April 26, 2017 drink: white wine
I haven’t heard a peep from my old client, WAMU. Not since I said no to the jack video. Men are so transparent and stupid sometimes. Why keep reaching out to me randomly throughout these years if you don’t intend on following through? Only in the hopes of sending a fucking jizz video? How absurd. I had been ignoring his once-in-a-blue-moon emails, but caved when I decided to cut back my Texan visits. Ah, well. You win some, you lose some. Wouldn't a man prefer to come on my tits than send a video? I guess I could have said yes and then just not watched it. But you know I would have. And that's working for free in my eyes. Clients have to pay for the privilege. It's just the way it works. Plus, I'm not an online sex worker. I'm old school. Hand me cash and get your needs met.
Do you know he’s the only client that I’ve been to the house of? A bunch of years back, but not in the beginning. He flew me to the bay area to hang out. If memory serves, I stayed in a guest bedroom. His wife was out of the country. We didn’t even fuck—I was with someone at the time, but I think he may have jacked off while I was next to him. It was weird and it wasn’t. Not the jacking off, that's never weird. I've seen thousands of men jack off. The being at his house. Client’s tell me a lot about their wives; it’s easy to feel like I know them. Pictures of them together were everywhere. The funny thing is, I've known him longer.
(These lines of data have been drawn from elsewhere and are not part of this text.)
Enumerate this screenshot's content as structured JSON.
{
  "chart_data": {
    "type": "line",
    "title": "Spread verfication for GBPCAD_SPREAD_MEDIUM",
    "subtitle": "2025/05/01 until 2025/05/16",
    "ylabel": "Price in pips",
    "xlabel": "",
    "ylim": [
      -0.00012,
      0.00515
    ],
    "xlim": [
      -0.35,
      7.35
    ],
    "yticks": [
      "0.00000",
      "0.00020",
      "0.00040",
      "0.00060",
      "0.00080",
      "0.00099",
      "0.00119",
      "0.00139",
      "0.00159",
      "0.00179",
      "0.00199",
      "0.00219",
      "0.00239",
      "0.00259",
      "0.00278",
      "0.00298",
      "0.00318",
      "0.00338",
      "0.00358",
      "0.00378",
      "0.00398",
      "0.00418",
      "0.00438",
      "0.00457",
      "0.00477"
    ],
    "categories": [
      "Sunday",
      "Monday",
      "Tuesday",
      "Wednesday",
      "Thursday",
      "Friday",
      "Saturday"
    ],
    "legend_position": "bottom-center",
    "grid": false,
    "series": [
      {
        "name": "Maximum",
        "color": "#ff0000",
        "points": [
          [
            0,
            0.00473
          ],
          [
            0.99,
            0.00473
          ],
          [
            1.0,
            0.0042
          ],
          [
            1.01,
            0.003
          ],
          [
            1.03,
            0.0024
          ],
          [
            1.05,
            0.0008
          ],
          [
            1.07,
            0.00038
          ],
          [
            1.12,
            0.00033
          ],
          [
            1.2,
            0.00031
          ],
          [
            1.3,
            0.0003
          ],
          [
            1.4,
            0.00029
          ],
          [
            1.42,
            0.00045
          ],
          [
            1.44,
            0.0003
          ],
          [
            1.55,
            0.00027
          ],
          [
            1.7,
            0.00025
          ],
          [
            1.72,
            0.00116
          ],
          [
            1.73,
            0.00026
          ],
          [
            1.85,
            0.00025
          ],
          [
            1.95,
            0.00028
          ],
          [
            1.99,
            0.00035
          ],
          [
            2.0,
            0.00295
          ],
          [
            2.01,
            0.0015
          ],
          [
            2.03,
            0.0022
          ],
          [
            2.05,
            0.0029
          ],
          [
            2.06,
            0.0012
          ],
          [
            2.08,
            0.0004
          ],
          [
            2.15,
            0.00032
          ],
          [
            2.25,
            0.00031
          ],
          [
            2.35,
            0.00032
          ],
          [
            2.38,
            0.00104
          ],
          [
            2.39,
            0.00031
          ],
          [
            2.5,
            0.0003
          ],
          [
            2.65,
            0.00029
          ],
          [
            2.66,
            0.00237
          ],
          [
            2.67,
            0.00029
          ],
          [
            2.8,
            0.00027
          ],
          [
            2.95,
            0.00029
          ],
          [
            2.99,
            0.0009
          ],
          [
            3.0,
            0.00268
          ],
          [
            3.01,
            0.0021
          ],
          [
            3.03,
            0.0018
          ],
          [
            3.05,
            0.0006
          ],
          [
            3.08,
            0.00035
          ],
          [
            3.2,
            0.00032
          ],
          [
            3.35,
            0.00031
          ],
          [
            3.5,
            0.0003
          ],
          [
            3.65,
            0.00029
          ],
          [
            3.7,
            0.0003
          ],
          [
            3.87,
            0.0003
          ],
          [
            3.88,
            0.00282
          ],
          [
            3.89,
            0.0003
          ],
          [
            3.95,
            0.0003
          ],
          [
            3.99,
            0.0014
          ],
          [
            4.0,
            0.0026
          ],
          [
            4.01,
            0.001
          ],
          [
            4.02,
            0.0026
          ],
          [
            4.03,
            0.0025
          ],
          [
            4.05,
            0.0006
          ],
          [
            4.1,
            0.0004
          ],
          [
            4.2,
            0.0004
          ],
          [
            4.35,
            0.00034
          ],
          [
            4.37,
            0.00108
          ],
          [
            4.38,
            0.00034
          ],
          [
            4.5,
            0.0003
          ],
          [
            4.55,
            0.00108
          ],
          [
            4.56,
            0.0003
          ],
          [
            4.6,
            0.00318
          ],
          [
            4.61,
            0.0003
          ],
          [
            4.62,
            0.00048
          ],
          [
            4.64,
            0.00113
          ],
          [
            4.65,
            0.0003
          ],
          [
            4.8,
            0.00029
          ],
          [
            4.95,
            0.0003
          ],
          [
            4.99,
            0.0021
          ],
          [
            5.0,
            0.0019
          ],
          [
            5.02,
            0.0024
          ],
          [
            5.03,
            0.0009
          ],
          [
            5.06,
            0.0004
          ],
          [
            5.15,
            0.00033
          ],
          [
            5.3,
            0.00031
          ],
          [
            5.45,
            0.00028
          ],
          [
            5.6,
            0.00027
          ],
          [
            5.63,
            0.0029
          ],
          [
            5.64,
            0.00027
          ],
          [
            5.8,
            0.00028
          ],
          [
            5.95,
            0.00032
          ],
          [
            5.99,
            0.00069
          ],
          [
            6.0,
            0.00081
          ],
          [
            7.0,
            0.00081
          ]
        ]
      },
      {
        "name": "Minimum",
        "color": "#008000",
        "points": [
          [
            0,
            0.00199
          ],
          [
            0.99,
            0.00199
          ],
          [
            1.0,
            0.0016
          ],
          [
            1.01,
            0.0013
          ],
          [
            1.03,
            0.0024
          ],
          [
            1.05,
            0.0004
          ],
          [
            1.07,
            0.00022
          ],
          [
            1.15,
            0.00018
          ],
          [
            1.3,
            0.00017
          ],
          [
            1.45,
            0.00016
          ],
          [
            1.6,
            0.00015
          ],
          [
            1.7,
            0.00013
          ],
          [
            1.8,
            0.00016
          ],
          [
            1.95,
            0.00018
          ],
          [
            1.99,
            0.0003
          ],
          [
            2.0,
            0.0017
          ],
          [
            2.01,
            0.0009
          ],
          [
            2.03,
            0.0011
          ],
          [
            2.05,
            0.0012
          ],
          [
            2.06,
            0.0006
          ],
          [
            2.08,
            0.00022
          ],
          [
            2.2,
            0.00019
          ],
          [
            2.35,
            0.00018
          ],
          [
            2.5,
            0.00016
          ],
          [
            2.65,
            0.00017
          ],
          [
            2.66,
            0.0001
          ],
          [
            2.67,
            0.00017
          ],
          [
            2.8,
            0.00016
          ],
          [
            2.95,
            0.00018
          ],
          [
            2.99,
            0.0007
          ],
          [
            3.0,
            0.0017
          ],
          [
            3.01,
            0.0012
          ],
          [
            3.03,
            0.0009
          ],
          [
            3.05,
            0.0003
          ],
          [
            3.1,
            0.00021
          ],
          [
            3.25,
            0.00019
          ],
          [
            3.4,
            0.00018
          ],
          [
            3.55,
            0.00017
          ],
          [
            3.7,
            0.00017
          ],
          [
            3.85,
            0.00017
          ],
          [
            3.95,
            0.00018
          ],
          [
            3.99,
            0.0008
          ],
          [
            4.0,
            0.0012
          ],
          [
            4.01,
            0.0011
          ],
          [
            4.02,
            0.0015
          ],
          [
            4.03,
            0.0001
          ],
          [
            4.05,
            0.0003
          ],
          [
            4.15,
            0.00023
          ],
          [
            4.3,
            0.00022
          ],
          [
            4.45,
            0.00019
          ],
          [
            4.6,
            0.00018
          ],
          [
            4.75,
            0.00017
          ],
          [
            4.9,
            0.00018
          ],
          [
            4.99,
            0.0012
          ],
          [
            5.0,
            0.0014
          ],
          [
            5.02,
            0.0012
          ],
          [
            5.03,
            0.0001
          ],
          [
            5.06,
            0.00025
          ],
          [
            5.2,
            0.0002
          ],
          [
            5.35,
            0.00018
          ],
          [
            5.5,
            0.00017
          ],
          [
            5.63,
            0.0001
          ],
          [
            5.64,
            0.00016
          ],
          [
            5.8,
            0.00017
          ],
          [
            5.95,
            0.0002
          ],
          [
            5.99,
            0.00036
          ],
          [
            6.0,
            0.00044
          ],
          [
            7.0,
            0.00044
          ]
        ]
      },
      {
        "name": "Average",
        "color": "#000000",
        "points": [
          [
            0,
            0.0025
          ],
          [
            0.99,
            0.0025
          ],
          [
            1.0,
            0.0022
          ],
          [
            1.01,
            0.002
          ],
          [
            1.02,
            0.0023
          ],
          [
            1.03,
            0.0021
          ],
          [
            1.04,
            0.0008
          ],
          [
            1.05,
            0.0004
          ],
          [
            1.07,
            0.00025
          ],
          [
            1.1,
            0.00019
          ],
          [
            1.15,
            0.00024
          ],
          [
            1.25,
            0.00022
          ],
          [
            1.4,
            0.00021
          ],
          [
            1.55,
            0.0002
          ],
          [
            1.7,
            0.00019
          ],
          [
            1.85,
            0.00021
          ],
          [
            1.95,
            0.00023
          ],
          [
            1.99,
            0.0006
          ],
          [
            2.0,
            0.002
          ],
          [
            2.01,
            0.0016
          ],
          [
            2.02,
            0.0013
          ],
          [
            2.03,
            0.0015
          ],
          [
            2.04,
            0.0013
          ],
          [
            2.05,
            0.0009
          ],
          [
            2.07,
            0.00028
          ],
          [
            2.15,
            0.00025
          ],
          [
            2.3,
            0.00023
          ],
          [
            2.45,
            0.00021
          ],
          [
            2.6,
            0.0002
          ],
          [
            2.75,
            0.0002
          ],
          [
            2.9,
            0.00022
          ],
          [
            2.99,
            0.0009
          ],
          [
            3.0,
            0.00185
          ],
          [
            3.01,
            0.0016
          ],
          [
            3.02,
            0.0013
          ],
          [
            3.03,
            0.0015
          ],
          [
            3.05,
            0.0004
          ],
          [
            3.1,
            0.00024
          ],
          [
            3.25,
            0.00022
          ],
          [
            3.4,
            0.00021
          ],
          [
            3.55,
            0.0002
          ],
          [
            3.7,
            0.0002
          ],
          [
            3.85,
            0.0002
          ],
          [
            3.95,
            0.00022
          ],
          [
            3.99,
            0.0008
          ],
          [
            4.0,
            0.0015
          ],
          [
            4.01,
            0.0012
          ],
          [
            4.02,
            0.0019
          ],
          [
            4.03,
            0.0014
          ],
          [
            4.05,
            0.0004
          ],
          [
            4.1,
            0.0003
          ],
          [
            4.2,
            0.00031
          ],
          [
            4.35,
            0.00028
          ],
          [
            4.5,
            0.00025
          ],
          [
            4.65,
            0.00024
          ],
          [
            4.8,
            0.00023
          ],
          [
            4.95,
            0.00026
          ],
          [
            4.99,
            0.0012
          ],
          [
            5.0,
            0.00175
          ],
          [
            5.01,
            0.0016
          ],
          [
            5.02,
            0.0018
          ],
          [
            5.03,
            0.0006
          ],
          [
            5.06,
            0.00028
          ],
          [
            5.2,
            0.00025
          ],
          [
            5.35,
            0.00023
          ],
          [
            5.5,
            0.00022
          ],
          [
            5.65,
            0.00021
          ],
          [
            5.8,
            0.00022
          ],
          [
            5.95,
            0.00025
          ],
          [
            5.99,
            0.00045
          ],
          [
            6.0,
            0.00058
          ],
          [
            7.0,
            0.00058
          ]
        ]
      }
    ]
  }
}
He was single when we met. And then he met her, and I was happy for him. He was too at the time (not sure about now), but she’s conservative. She didn’t (and doesn’t, I assume) know about his porn addiction or how often he jacks off. Make way for the happy hooker! As I've said before, it speaks to the checks and balances of marriage and call girls. And why it works and why the industry will never die. And also why it should be legal. Dumbest and most broken law in history. I wonder why I didn’t stay at a hotel? He lives in a rural suburban area, maybe that’s why. I think it was just the one night, but I can’t remember. When I think about it in retrospect, it seems odd. The Texan once talked about me going to his place when the Mrs. was out of town, but that would be too much, I think. We’re too close. WAMU was lovey-dovey in a worm-y, semi-creepy fashion, and he really didn't know me at all—I was better at keeping boundaries back then. He drove me bonkers with that pseudo romantic shit. Staring lovingly into my eyes. I'll take The Texan’s crazy-as-fuck antics over mushy shit any day. I barely like that stuff from my real lovers, I definitely don’t want it from a client. Be thoughtful and appreciative, but schmaltzy, get the fuck outta here.